Breast screening in younger women

There has been controversy about the benefits of breast screening in women in their 40s. Breast cancer risk increases with age and is rare in women under 50 as well as the fact that breast tissue in women under 40 is too dense for a mammogram to pick up anything useful.

Most breast cancers are not hereditary, but there are 2 gene mutations that can increase cancer risk and can lead to breast cancers in younger women in the same family. Most GPs are alert to this possibility and may recommend genetic testing for women who have more than one close female relative (sister, mother, aunt) who developed breast cancer at a young age. The tests look for mutations in either the BRCA1 gene or the BRCA2 gene. These are linked with a significant increase in breast cancer risk.

The National Institute of Clinical Excellence (NICE) recommends that women who have either a BRCA1 or BRCA2 mutation have breast screening from the age of 30. If you need to start breast cancer screening that early, mammograms are not suitable, but you now have several other options:

  • MRI scanning: this is the breast screening method advised by NICE, but this may be reviewed in the future as new technology is developed.
  • Infrared breast screening: this is a fairly new technique that takes the internal temperature of the breasts as they are forced to cool down by gently blowing cold air on them. The test takes minutes to complete and it needs no injections, no probes and no compression of the breast in an imaging device. There is no radiation either – and infrared breast screening can be used on women of any age.

How does infrared breast screening work?

The principle behind infrared breast screening is that normal breast tissue cools down at a uniform rate. An abnormality such as a breast tumour or a breast cyst causes inflammation around the breast lump, which means this area of breast tissue cools down more slowly.

The infrared breast scanner takes 1000 pictures of the breast over about 5 minutes as cool air is blown at the breasts.
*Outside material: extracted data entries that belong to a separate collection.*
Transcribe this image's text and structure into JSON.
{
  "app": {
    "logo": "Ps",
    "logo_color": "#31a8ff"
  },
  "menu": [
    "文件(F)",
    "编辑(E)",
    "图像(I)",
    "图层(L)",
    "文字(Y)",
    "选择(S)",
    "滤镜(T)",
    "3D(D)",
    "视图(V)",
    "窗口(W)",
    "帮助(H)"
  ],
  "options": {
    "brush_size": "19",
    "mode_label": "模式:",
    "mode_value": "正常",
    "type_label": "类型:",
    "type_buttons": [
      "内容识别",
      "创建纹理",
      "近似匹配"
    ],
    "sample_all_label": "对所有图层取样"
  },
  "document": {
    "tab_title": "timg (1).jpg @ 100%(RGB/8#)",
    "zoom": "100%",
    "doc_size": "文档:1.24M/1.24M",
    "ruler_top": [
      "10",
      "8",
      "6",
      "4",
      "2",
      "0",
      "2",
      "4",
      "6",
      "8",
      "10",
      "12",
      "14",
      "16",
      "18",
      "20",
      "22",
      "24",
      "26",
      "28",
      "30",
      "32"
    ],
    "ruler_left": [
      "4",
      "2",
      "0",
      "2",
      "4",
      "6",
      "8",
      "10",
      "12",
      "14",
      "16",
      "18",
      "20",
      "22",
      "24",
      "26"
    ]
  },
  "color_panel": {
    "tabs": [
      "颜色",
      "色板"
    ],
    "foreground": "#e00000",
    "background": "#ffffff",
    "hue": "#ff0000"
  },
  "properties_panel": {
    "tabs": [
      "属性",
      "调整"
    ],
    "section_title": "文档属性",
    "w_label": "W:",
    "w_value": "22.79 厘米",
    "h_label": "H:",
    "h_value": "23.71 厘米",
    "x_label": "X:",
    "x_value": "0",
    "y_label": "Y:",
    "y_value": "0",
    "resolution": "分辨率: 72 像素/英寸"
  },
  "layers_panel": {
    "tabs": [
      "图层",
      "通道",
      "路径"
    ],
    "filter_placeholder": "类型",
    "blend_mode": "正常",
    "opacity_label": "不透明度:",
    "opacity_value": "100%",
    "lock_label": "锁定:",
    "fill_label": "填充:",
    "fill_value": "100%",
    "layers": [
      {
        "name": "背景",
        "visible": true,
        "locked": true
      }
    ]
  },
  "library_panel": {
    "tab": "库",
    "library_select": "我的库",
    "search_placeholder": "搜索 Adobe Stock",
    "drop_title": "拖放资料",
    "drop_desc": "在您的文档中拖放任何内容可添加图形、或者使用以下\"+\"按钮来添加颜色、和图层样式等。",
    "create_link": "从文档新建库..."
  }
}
Any areas of concern in the breast show up as bright green against the yellow and red background of normal breast tissue.

Infrared breast screening has several advantages over MRI scanning:

  • Infrared breast scanners produce no radiation as they simply detect changes in temperature, so this is a very safe breast screening method
  • Infrared breast screening is a physiological method as well as an imaging technique – it detects biological changes in living tissue, rather than in the appearance of the tissue
  • Using infrared is quick, painless, and you don’t need to lie inside a scanning unit

What happens after breast screening?

Your results will be interpreted by experienced radiologists and you will get a report as quickly as possible. If an area of concern is detected in any type of breast scan, you might then have an ultrasound breast scan or a biopsy.

Many breast lumps and apparent problems detected on a breast scan turn out to be harmless cysts; although it is natural to worry, it is important to bear this in mind.